Hi! My name is Scarlett, I'm new here. I'm a 20-year old cat mom with 2 boys. Freshy is my 2 1/2 year old buff tabby adopted from a local shelter, and Peanut is my year old brown tabby that a client at one of my jobs had found tucked in her car engine one rainy, cold october night. I have a human baby on the way next month, and am happily married to my husband Danney.

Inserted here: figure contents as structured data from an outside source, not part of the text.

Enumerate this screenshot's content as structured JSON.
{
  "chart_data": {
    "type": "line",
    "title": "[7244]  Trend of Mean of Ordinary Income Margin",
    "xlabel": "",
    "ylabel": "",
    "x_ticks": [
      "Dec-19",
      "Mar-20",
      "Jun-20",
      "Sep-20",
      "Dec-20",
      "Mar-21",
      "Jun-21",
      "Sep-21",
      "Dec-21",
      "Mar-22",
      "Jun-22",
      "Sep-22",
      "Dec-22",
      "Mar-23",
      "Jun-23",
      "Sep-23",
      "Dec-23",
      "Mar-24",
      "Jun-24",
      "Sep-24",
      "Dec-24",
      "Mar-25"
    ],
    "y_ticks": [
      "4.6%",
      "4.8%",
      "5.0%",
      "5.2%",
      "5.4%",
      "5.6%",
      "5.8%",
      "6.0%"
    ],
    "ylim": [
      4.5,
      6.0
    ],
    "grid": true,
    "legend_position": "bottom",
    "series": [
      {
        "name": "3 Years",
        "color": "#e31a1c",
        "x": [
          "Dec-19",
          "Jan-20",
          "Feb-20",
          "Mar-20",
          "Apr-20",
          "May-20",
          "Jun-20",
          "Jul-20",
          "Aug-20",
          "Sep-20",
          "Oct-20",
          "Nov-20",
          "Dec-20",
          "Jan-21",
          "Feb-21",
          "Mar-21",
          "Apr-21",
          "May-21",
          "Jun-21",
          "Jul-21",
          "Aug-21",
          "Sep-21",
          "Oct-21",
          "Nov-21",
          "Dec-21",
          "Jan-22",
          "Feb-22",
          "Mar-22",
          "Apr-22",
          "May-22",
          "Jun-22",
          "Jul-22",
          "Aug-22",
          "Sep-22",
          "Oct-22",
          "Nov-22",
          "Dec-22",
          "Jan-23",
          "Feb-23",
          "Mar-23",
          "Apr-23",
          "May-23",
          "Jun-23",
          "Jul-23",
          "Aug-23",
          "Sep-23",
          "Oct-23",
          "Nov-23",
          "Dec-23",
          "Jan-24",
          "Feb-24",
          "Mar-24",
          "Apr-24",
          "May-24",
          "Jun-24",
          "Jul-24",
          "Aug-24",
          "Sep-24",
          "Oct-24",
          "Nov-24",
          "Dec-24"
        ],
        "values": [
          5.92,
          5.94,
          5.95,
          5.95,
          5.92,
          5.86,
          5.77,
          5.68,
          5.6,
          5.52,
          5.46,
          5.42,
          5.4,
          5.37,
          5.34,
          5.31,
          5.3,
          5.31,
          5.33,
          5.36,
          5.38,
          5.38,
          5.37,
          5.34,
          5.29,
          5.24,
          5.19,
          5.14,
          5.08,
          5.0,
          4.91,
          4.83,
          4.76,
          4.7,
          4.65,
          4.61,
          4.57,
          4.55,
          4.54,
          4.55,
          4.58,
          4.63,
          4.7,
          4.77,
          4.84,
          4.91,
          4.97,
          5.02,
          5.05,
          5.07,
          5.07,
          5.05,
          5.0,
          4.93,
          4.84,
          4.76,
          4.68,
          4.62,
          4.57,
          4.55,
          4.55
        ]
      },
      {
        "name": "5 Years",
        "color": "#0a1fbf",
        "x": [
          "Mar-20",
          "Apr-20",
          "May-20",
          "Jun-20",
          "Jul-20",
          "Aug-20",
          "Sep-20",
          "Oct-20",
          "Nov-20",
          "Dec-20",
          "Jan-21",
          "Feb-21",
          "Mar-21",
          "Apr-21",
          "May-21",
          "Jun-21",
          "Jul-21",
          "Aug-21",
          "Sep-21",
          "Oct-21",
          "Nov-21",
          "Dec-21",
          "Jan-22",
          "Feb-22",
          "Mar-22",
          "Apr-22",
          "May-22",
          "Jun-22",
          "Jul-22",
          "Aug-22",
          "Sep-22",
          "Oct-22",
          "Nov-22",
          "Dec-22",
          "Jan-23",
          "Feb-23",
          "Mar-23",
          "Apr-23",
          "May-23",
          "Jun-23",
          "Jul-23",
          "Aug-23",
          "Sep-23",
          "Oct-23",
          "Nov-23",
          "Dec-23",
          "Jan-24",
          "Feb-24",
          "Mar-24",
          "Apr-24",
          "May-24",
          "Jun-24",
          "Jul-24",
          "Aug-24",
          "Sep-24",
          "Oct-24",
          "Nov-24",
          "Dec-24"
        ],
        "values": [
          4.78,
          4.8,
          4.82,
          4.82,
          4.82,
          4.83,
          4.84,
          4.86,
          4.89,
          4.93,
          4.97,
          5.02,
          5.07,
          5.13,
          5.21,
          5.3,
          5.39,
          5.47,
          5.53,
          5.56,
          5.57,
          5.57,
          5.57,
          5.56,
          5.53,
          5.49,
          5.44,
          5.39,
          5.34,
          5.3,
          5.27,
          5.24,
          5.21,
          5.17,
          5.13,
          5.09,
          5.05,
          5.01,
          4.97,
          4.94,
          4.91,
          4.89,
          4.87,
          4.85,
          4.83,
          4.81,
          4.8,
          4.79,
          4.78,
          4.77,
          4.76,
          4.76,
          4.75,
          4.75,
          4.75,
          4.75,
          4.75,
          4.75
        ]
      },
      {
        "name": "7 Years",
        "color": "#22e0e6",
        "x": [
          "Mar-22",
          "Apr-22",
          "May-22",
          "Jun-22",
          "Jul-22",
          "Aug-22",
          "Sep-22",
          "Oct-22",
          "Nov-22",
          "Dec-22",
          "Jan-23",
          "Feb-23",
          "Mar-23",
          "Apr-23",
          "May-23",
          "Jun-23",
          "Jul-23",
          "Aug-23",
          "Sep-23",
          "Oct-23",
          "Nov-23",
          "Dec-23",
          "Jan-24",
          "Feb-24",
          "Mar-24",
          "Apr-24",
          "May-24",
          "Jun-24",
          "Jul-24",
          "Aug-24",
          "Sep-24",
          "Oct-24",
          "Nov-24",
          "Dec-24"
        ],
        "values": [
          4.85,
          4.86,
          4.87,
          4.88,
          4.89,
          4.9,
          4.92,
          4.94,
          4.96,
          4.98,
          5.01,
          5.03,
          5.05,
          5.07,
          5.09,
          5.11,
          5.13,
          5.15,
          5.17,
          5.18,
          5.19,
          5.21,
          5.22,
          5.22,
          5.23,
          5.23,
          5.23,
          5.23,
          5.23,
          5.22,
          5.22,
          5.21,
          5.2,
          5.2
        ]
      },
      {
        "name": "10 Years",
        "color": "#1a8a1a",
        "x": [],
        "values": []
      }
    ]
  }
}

I've been a veterinary technician for about 2 years now, although I'm taking a break from work until I have the baby. I've worked with animal rescue organizations and feral cat trap and release in the past. I don't really know what else to say about myself but...nice to meet everyone!


----------



## jessamica8 (Aug 17, 2004)

Nice to meet you too; welcome to the forum!


----------



## marie73 (Jul 12, 2006)

Welcome! We'd love to see pictures.


----------



## chaoticborders (Nov 27, 2006)

Welcome!!


----------



## Jeanie (Jun 18, 2003)

Hi, and welcome, Scarlett!


----------



## Leazie (Apr 14, 2007)

Welcome and congratulations on the up coming baby!!


----------



## DesnBaby (Apr 18, 2004)

Scarlett!  Pictures would be great. :wink:


----------



## kitkat (Sep 22, 2003)

Welcome to Cat Forum Scarlett :wink:


----------



## dmcwlvssr (Apr 24, 2005)

Hello and Welcome to you and the fur gang


----------



## MaxZmom (Feb 21, 2007)

Hello and Welcome to the forum. Nice to me you! Can't wait to see pics of your 2 boys. Happy Posting!


----------